On Mon, Dec 8, 2025 at 1:43 PM Jelte Fennema-Nio <postgres@jeltef.nl> wrote: > 1. We still have fairly limited experience with protocol options, so > afaik not everyone agrees what we should use a version bump for vs a > protocol extension.
I think it'd be helpful for proposals to describe why a minor version bump was chosen over a protocol extension parameter (or vice versa), so that we can begin to develop some consensus.

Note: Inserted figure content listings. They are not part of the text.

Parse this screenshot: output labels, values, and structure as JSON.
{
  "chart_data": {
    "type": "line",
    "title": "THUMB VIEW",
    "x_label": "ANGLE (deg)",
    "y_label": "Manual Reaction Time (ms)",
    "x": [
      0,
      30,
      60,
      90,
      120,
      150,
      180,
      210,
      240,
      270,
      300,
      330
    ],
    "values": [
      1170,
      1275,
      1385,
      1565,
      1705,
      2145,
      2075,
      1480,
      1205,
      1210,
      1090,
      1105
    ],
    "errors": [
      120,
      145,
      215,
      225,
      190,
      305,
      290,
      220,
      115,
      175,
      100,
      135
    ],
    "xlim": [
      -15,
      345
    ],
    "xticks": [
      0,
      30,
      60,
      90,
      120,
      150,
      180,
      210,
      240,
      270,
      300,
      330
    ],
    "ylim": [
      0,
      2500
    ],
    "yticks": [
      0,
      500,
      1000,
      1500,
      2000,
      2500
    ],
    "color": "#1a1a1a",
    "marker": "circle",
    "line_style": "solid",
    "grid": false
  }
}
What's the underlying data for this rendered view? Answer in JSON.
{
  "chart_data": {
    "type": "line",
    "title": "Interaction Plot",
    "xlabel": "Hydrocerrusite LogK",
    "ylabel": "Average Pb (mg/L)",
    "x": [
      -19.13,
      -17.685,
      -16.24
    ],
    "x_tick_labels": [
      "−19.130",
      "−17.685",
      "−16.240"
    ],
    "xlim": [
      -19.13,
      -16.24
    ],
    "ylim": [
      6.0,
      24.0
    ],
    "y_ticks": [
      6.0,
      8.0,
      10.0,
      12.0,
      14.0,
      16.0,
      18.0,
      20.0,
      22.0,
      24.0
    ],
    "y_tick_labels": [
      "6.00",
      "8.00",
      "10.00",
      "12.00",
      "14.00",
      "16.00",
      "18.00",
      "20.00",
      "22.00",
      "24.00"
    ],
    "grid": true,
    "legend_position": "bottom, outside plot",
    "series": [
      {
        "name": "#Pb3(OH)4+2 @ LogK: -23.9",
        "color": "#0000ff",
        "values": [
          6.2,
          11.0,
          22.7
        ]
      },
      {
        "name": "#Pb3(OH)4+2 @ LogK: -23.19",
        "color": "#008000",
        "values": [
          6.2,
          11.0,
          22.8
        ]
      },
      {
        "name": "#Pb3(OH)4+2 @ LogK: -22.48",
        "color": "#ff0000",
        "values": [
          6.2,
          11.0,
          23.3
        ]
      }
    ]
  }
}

The reasons I chose a protocol bump include:
1/ I actually think this was an oversight from the original spec. I am not adding any new features to the server, only implementing existing options on a portal/cursor that should have been in the original protocol
2/ I'm hoping and expect that there will be other additions to the protocol for 3.3 such as returning the LSN after commit, binary return values per session
To me, the conversation on the wire for this feature seems perfect for an extension parameter: "Hello server, do you support this optional thing in this one message type? If not, let me know." Especially since the optional thing is itself an extensible bitmap! With the minor-version strategy, if we added new bits in 3.6, clients who just wanted those new bits would then have to implement support for every feature in versions 3.4, 3.5, and 3.6 just to improve that one use case, and that incentive mismatch leads to more ossification IMO.
= Soapbox Follows =
I've talked about it face-to-face with people, but to go on the public record: I don't think this is a wise use of a minor version upgrade strategy. I prefer protocol architectures that introduce separate extensions first, then periodically bundle the critical and highly-used extensions into a new minor version once they're sure that _everyone_ should support those things.
I know that 3.2 didn't do that. My view of 3.2 is that it was a big compromise to get some things unstuck, so overall I'm glad we have it -- but now that we have it, I'd rather that 3.next be more intentional. Plus I think it's unwise to introduce a 3.3 before we're confident that 3.2 can be widely deployed, and I'm trying to put effort into the latter for 19, so that I'm not just sitting here gatekeeping.
pgjdbc already supports 3.2. Unfortunately we have no idea how many people actually use it.
IETF has a bunch of related case studies [1,2,3] that might be useful reading, even if we decide that their experience differs heavily from ours.
I read the articles which sadly gloss over protocol negotiation issues.